Senses’ new brand challenge

Wednesday, 27 August, 2008 - 22:00

For more than 150 years, the Royal WA Institute for the Blind has supported visually impaired people throughout Western Australia.

In the 19th century when the institute was founded, many blind people were institutionalised, with the system unable to find an effective way to manage their needs in the broader social context.

Things have changed overwhelmingly, however.

Vision impaired children are now attending mainstream schools and blind people are integrated into the workforce, making valuable contributions in the community.

To remain abreast of changing social values, the institute undertook a rebranding in 2001 and amalgamated with the WA Deafblind Association to form the Senses Foundation.

WA marketing agency Marketforce Communications developed the new title to encompass the changing dynamic of the Burswood-based not-for-profit organisation and reposition it within the market.

However, like many businesses that undergo the rebranding process, it has been an uphill battle for the Senses Foundation to retain brand affiliation.

In an effort to boost its public profile, Senses has expanded with a new commercial services directorate under the guidance of WA Business News 40under40 winner, Jacqui Jordan.

"While the Royal WA Institute for the Blind's traditional client base was dwindling, two new groups of people were coming forward in need of services and support - those who were deafblind and those who were vision impaired with an additional significant disability," Ms Jordan said.

"The institute had to re-energise and regroup and had to change their advocacy all together. Senses was born of that.
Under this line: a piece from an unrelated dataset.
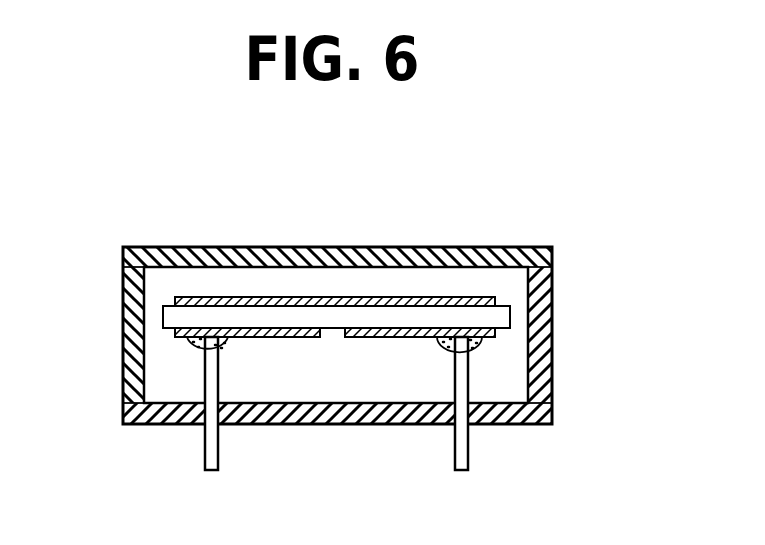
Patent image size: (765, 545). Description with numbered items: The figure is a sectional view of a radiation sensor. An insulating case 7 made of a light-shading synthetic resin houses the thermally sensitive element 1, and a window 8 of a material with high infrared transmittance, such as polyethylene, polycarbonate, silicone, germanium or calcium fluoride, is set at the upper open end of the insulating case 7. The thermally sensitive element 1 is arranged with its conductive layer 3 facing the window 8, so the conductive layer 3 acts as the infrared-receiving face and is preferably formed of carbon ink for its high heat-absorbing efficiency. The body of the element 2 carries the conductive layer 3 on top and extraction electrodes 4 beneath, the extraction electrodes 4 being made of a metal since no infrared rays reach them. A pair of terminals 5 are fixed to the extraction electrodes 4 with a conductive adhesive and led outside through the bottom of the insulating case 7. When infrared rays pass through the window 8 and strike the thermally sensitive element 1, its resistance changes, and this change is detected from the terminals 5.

"Because the institutionalising of blind people is no longer the thing to do, people who are blind can quite happily exist in society.

"So we've been changing from something so old and so entrenched in people's understanding in the community to a name called Senses, with a whole new advocacy, which can be very difficult for obvious reasons."

Recent research shows there are 40,000 people in WA who are deafblind, or who are blind with significant other disabilities, 14,000 of whom live in rural or remote communities.

There are almost 2,800 deafblind people living in the Goldfields-Esperance region, 8,170 in the South West, 4,072 in Mandurah and 3,690 in the Mid West.

Ms Jordan said despite such a large market segment, Senses was still struggling to gain brand recognition in the not-for-profit marketplace, seven years after the name change.

She said although it was a difficult and risky decision by the board to rename such an historic and well known not-for-profit institution, it was a vital part of the transformation process.

"We've been operating for more than a century now, historically we're the oldest charity in WA. We still carry the [Royal WA Institute for the Blind] brand as a subtitle and we're very proud of that heritage, obviously it's very old and was around well before not-for-profits became fashionable," Ms Jordan said.

"But our challenge and what we need to do is get out to the corporations and companies in these remote communities where these deafblind people are from and say to the businesses out there, even the SMEs (small-to-medium enterprises), we're here and we need your help."